Kevin Rudd and Barack Obama – both cerebral centrists with a deep interest in world affairs – were said to have a strong personal rapport.

A centrist? This is a blatant, biased lie. Nobody honest can say that the President is or ever was a centrist. A reminder of Candidate Obamessiah:

“I think when you spread the wealth around, it’s good for everybody.” (at 4:41 in)

These are not the words of a centrist. The same Candidate also told ACORN that the group would shape His agenda, This is not the behavior of a centrist.

A centrist candidate would not join in the SEIU chant and celebrate union power. That’s from the Left. The President’s very close ties to SEIU and union powerbrokers is not the behavior of a centrist. Unless we’re supposed to believe now that Ed Miliband and Ed Balls are centrist?
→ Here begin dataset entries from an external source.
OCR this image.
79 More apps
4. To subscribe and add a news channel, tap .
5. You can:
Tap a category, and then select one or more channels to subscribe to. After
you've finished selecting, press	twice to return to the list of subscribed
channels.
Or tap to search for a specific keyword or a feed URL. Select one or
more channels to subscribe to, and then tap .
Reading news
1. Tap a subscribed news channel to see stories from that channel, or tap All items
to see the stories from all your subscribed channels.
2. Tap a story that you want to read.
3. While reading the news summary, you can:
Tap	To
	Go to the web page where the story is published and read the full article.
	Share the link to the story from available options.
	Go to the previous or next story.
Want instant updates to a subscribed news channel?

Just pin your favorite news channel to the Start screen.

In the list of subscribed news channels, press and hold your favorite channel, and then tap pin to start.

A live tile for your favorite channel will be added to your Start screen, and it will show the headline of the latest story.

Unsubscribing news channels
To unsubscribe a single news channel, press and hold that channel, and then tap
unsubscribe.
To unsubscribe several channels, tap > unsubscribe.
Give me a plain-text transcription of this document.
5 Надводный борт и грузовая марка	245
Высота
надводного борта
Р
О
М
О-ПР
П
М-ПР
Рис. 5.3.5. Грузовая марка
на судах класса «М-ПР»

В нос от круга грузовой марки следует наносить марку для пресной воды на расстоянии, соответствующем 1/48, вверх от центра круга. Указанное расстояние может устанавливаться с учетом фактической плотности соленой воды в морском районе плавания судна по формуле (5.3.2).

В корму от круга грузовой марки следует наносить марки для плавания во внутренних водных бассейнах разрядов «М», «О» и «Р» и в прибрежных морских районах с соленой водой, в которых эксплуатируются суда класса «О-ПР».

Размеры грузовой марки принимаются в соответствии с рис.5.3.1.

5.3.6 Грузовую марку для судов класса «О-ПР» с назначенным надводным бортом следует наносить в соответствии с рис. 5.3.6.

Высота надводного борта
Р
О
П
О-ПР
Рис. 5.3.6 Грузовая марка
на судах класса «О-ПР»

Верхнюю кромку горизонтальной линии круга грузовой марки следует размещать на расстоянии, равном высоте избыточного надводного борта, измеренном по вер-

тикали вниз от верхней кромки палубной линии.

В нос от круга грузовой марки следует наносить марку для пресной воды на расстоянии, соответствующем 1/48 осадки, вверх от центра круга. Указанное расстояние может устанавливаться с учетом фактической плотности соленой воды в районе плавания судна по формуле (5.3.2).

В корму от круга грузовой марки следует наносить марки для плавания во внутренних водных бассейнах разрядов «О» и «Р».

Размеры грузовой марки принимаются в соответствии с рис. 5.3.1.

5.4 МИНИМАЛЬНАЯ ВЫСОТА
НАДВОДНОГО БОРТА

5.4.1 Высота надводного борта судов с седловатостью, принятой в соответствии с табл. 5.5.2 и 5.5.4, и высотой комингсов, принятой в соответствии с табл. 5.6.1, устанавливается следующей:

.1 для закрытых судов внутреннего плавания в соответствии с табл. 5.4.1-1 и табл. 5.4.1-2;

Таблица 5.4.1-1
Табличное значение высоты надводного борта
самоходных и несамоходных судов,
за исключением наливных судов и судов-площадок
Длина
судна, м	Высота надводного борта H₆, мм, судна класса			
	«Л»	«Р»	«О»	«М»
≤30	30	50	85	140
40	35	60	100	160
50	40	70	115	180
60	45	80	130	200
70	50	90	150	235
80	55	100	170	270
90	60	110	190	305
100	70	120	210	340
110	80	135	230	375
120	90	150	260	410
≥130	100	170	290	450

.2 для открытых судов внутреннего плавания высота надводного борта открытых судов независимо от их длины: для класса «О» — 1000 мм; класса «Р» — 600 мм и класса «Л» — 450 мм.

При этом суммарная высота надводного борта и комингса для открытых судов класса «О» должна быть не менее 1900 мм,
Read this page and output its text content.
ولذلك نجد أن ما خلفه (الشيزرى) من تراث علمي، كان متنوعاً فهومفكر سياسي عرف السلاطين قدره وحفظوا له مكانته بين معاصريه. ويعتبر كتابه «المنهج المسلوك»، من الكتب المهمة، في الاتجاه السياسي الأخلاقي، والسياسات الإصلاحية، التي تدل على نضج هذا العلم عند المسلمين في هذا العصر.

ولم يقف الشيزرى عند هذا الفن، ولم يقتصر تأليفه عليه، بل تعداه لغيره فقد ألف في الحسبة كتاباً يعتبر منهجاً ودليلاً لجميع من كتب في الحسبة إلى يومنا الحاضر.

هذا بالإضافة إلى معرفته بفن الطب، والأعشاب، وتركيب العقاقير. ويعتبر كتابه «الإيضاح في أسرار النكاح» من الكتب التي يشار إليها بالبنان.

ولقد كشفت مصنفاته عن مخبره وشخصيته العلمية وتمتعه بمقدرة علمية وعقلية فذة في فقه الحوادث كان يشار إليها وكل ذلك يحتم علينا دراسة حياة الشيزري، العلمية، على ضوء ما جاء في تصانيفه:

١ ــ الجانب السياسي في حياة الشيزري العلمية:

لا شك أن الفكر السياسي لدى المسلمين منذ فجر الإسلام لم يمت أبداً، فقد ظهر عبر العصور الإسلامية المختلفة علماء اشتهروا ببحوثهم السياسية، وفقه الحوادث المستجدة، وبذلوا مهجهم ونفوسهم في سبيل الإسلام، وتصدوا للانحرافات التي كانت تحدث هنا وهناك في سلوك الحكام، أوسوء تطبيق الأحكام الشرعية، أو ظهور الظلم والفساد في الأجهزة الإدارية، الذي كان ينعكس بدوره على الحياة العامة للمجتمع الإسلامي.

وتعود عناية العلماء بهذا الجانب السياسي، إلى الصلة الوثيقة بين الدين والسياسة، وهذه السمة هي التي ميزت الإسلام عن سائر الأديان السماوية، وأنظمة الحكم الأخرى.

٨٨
Back when He was a State Senator in Illinois, He complained openly that the Supreme Court didn’t advocate wealth redistribution:

“Maybe I’m showing my bias here as a legislator as well as a law professor. But, I’m not optimistic about bringing major redistributive change through the courts. The institution just isn’t structured that way.”

These are not the words of a centrist.

Anita Dunn, a top campaign adviser and White House Communications Director Anita Dunn stated openly that her favorite political philosophers were Mao Tse-Tung and Mother Theresa. A centrist would never have such a far-Left ideologue in His inner circle.

As President, He hasn’t governed as a centrist. Far from it, in fact. Nationalized health care – “ObamaCare” – is not a centrist idea: it’s a Socialist concept. It may be mainstream in Britain and Europe, but it’s an idea of the Left.

His “cap-and-trade” policy of favoring corporations who engage in approved behavior is known as “corporatism”, which is a fixture of Socialist governing. The way the President has attacked Republicans for the past two years is not the behavior of a centrist.

I could go on and on, but suffice to say that Katie Connolly has no credibility as an honest newsbroker. Don’t trust her, and don’t trust the BBC on US issues.